Il a été aidé par Catherine MEVEL et Anne WYVEKENS.

Mme WYVEKENS est chargée de recherche au CNRS et au Centre d’études des politiques sociales. Elle est également directrice de la recherche à l’Institut des hautes études de la sécurité intérieure. Elle a publié « La justice de proximité en Europe. Pratiques et enjeux », Editions Erès, 2001.

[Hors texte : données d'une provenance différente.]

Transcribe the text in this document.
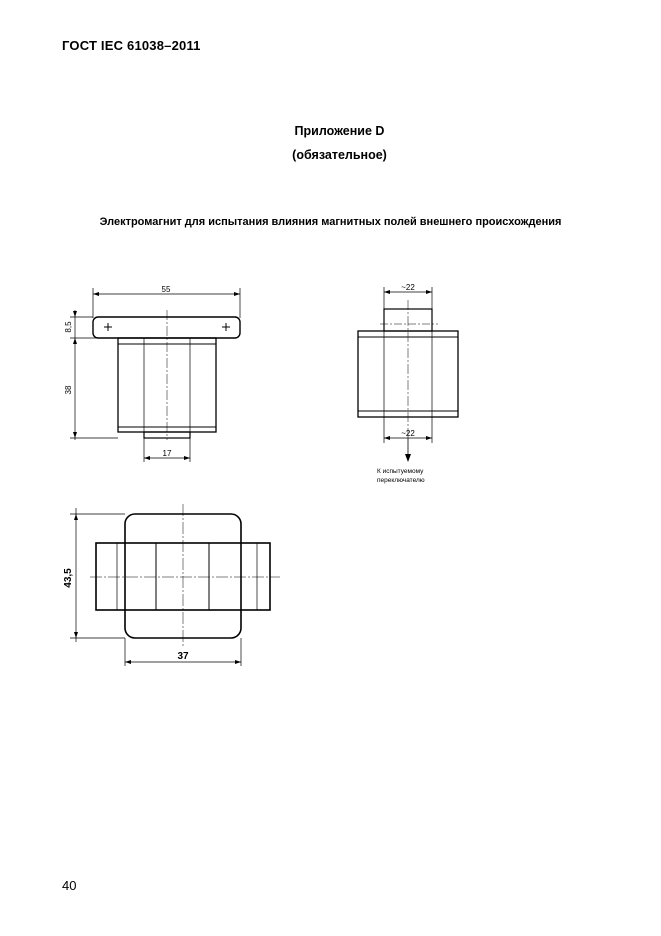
ГОСТ IEC 61038–2011
Приложение D
(обязательное)
Электромагнит для испытания влияния магнитных полей внешнего происхождения
55
8,5
38
17
~22
~22
К испытуемому
переключателю
43,5
37
40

Mme MEVEL est sociologue, chargée de recherche au Centre d’études des politiques sociales.
Dans le livre « Faire société »est réalisé un examen de la politique de la Ville aux Etats-Unis et en France. Les auteurs comparent les solutions apportées, dans ces deux pays, à la crise urbaine.
On peut s’interroger sur le choix des Etats-Unis comme point de comparaison. En effet, pour nombre de Français, les Etats-Unis sont le parfait exemple du pays qui ne dispose pas d’une politique de la Ville. D’ailleurs, selon les auteurs,« si en France nous avons lancé, depuis vingt ans maintenant, une politique de la Ville, si nous avons promulgué nombre de lois faisant de la mixité sociale dans l’habitat une ardente obligation pour les communes urbaines, n’est-ce pas afin d’éviter à nos cités de connaître une dérive à l’américaine ? ». Par conséquent, une telle comparaison devrait servir à démontrer l’utilité de la politique française face à l’absence de volonté qui paraît de mise sur ce sujet en Amérique. Les auteurs reconnaissent d’ailleurs qu’ils étaient plus ou moins habités, au départ, par une telle intention. Ce qui les a incité à choisir les Etats-Unis comme point de comparaison, c’est l’émergence, au sein des villes françaises, de lignes de fracture évoquant celles qui caractérisent la ville américaine. Il est possible de dire, qu’aujourd’hui, les crises urbaines française et américaine sont à peu près de même nature. Mais, pour que cette comparaison ne soit pas dénuée d’intérêt, il faut qu’elle soit réalisée sans une condamnation par avance de la réponse

américaine, par une lecture de celle-ci qui n’y verrait que l’absence d’une démarche équivalente à la réponse française. Pour éviter cela, les auteurs ont d’abord commencé par un travail d’identification

de la ligne suivie aux Etats-Unis, pour ensuite seulement, définir la politique française par-rapport à la politique américaine.
Aujourd’hui la crise urbaine correspond, que ce soit en France ou aux Etats-Unis, à une fracture, une séparation de la société. Le problème posé par la nouvelle question urbaine réside donc dans le

fait de savoir comment surmonter cette fracture, cette séparation. C’est-à-dire comment faire société ?
I – L’option place ou l’option people :
Pour enrayer ce problème, il existe deux possibilités : soit traiter les lieux en question (option « place »), soit s’occuper des gens qui s’y trouvent confinés (option « people »).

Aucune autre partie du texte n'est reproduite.